Die letzten Porno-Dinosaurier Deutschlands
In Berlin-Weißensee, einem typischen Ost-Stadtteil (kleine windschiefe Häuser, Trambahn, Pflastersteine und in der Luft der Geruch von verbrannter Kohle), treffe ich das Team, das einen Vivian-Schmitt-Film dreht. Ein Filmstudio gibt es auch, aber das ist eher klein und provisorisch. Fotofactory heißt der bescheidene Flachbau, der ursprünglich mal eine Fabrikationsstätte für Eisen- und Metallwaren war. Das Studio wird für gerade mal zwei Tage vermietet, an die Essener Firma "Videorama", einem der letzten Porno-Dinosaurier in Deutschland, der noch nach Atem ringt, nachdem vor ein paar Jahren der "Meteor" Internet mit voller Wucht in die DVD-Landschaft eingeschlagen ist.

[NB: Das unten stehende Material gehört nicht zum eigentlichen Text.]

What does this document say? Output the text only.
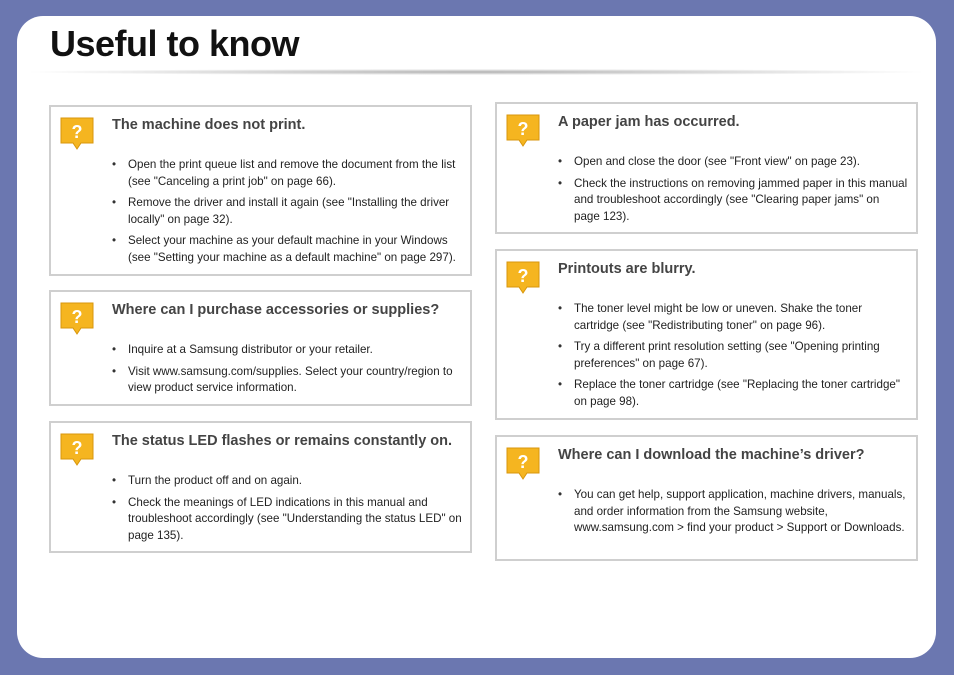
Useful to know
? The machine does not print.

• Open the print queue list and remove the document from the list (see "Canceling a print job" on page 66).
• Remove the driver and install it again (see "Installing the driver locally" on page 32).
• Select your machine as your default machine in your Windows (see "Setting your machine as a default machine" on page 297).
? Where can I purchase accessories or supplies?

• Inquire at a Samsung distributor or your retailer.
• Visit www.samsung.com/supplies. Select your country/region to view product service information.
? The status LED flashes or remains constantly on.

• Turn the product off and on again.
• Check the meanings of LED indications in this manual and troubleshoot accordingly (see "Understanding the status LED" on page 135).
? A paper jam has occurred.

• Open and close the door (see "Front view" on page 23).
• Check the instructions on removing jammed paper in this manual and troubleshoot accordingly (see "Clearing paper jams" on page 123).
? Printouts are blurry.

• The toner level might be low or uneven. Shake the toner cartridge (see "Redistributing toner" on page 96).
• Try a different print resolution setting (see "Opening printing preferences" on page 67).
• Replace the toner cartridge (see "Replacing the toner cartridge" on page 98).
? Where can I download the machine’s driver?

• You can get help, support application, machine drivers, manuals, and order information from the Samsung website, www.samsung.com > find your product > Support or Downloads.
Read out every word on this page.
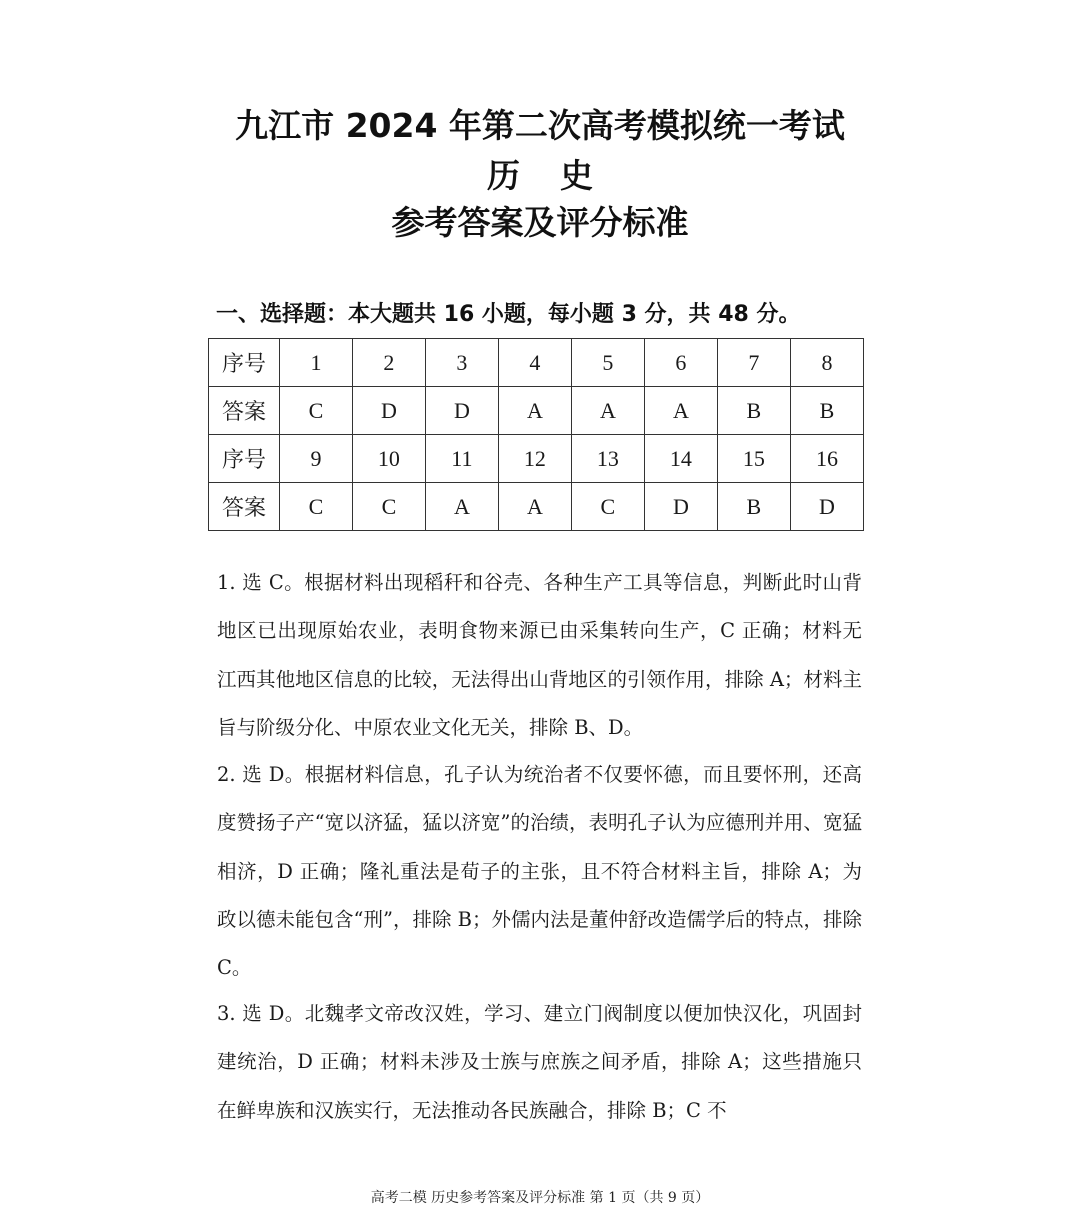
九江市 2024 年第二次高考模拟统一考试
历 史
参考答案及评分标准
一、选择题：本大题共 16 小题，每小题 3 分，共 48 分。
序号	1	2	3	4	5	6	7	8
答案	C	D	D	A	A	A	B	B
序号	9	10	11	12	13	14	15	16
答案	C	C	A	A	C	D	B	D
1. 选 C。根据材料出现稻秆和谷壳、各种生产工具等信息，判断此时山背地区已出现原始农业，表明食物来源已由采集转向生产，C 正确；材料无江西其他地区信息的比较，无法得出山背地区的引领作用，排除 A；材料主旨与阶级分化、中原农业文化无关，排除 B、D。
2. 选 D。根据材料信息，孔子认为统治者不仅要怀德，而且要怀刑，还高度赞扬子产“宽以济猛，猛以济宽”的治绩，表明孔子认为应德刑并用、宽猛相济，D 正确；隆礼重法是荀子的主张，且不符合材料主旨，排除 A；为政以德未能包含“刑”，排除 B；外儒内法是董仲舒改造儒学后的特点，排除 C。
3. 选 D。北魏孝文帝改汉姓，学习、建立门阀制度以便加快汉化，巩固封建统治，D 正确；材料未涉及士族与庶族之间矛盾，排除 A；这些措施只在鲜卑族和汉族实行，无法推动各民族融合，排除 B；C 不
高考二模 历史参考答案及评分标准 第 1 页（共 9 页）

Harry S. Morgan, das ist der Regisseur, 62 Jahre alt, einer, der alle Höhen und Tiefen miterlebt hat – und manch einer würde über ihn sagen, er sei eine schillernde Persönlichkeit. Harry ist groß und hager, er zündet sich eine Zigarette nach der anderen an. Er schwankt zwischen Melancholie und Abgeklärtheit und versucht dabei, Humor zu bewahren. Manchmal, so sagt er mir, weiß er nicht, ob er noch den Enthusiasmus aufbringt, den er braucht, damit der Funke von seinen Filmen auf den Zuschauer überspringt. Einer, der alle Geschichten kennt, der Porno in Deutschland groß gemacht hat und jetzt versucht, zu retten, was noch zu retten ist.

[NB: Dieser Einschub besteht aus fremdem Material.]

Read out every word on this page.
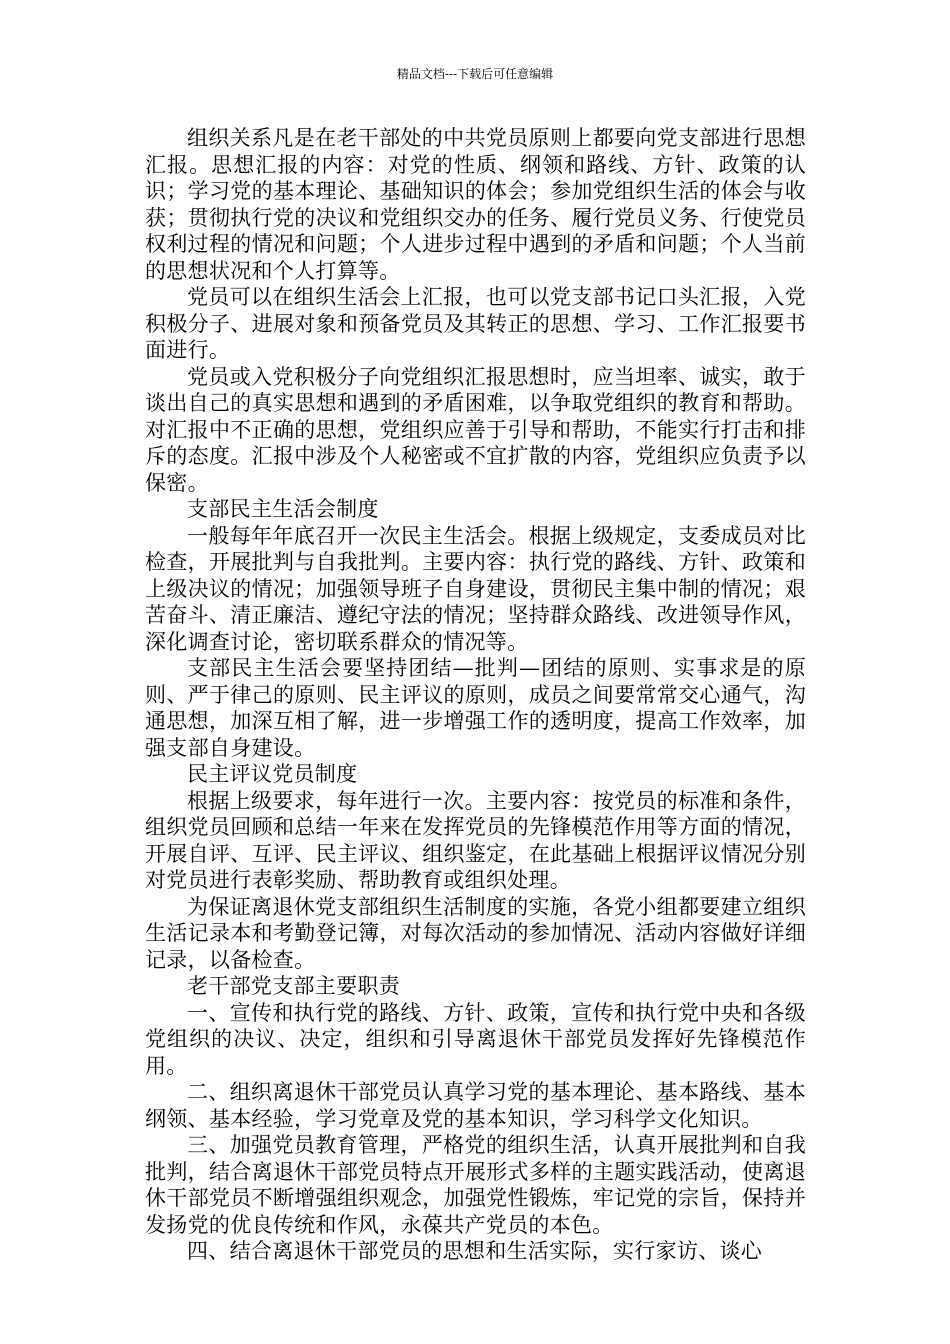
精品文档---下载后可任意编辑

组织关系凡是在老干部处的中共党员原则上都要向党支部进行思想汇报。思想汇报的内容：对党的性质、纲领和路线、方针、政策的认识；学习党的基本理论、基础知识的体会；参加党组织生活的体会与收获；贯彻执行党的决议和党组织交办的任务、履行党员义务、行使党员权利过程的情况和问题；个人进步过程中遇到的矛盾和问题；个人当前的思想状况和个人打算等。

党员可以在组织生活会上汇报，也可以党支部书记口头汇报，入党积极分子、进展对象和预备党员及其转正的思想、学习、工作汇报要书面进行。

党员或入党积极分子向党组织汇报思想时，应当坦率、诚实，敢于谈出自己的真实思想和遇到的矛盾困难，以争取党组织的教育和帮助。对汇报中不正确的思想，党组织应善于引导和帮助，不能实行打击和排斥的态度。汇报中涉及个人秘密或不宜扩散的内容，党组织应负责予以保密。

支部民主生活会制度

一般每年年底召开一次民主生活会。根据上级规定，支委成员对比检查，开展批判与自我批判。主要内容：执行党的路线、方针、政策和上级决议的情况；加强领导班子自身建设，贯彻民主集中制的情况；艰苦奋斗、清正廉洁、遵纪守法的情况；坚持群众路线、改进领导作风，深化调查讨论，密切联系群众的情况等。

支部民主生活会要坚持团结—批判—团结的原则、实事求是的原则、严于律己的原则、民主评议的原则，成员之间要常常交心通气，沟通思想，加深互相了解，进一步增强工作的透明度，提高工作效率，加强支部自身建设。

民主评议党员制度

根据上级要求，每年进行一次。主要内容：按党员的标准和条件，组织党员回顾和总结一年来在发挥党员的先锋模范作用等方面的情况，开展自评、互评、民主评议、组织鉴定，在此基础上根据评议情况分别对党员进行表彰奖励、帮助教育或组织处理。

为保证离退休党支部组织生活制度的实施，各党小组都要建立组织生活记录本和考勤登记簿，对每次活动的参加情况、活动内容做好详细记录，以备检查。

老干部党支部主要职责

一、宣传和执行党的路线、方针、政策，宣传和执行党中央和各级党组织的决议、决定，组织和引导离退休干部党员发挥好先锋模范作用。

二、组织离退休干部党员认真学习党的基本理论、基本路线、基本纲领、基本经验，学习党章及党的基本知识，学习科学文化知识。

三、加强党员教育管理，严格党的组织生活，认真开展批判和自我批判，结合离退休干部党员特点开展形式多样的主题实践活动，使离退休干部党员不断增强组织观念，加强党性锻炼，牢记党的宗旨，保持并发扬党的优良传统和作风，永葆共产党员的本色。

四、结合离退休干部党员的思想和生活实际，实行家访、谈心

"Der wievielte Film ist das eigentlich, den du heute mit Vivian Schmitt drehst?" frage ich.
Er überlegt. "Vielleicht der dreißigste. Jedes Jahr vier Filme, selten sind es mehr." Harry dreht ausschließlich für "Videorama".
"Du musst eine Darstellerin knapp halten. Die Leute müssen auf den nächsten Film warten. Die meisten Mädchen machen den Fehler, ganz schnell ganz viel zu drehen. Die sind verbraucht, bevor man sich auf sie freuen kann. Die spielen alles, quer durcheinander. Aber der Endverbraucher braucht eine Identifikationsfigur, also muss man eine Rolle durchhalten. Genau das hat zum Beispiel Gina Wild getan – die hat nur sieben Filme gedreht. Das war auch mit ein Grund für ihren Erfolg."
Der neue Vivian Schmitt spielt in einem Cabaret. Die Kulisse sieht aus, wie man sich ein Cabaret in einem Pornofilm vorstellt. Die Farbe Rot dominiert, es gibt ein altes Klavier, eine kleine Bühne, samtene Vorhänge.
Die Dreharbeiten zum neuen Vivian-Schmitt-Porno beginnen
Ich mache es, wie schon bei den anderen Dreharbeiten. Ich sitze erstmal einfach nur herum, schaue zu, versuche, unsichtbar zu bleiben. Frauen und Männer laufen nackt umher, fummeln an sich herum. Und Harry sagt zwischendurch: "Fick sie jetzt mal heftiger." Harry meint, er habe sich über die Jahre angewöhnt, sich nicht mehr aufzuregen. "Früher habe ich die Leute am Set noch angeschnauzt. Heute weiß ich, ich kann mich auf das Team verlassen."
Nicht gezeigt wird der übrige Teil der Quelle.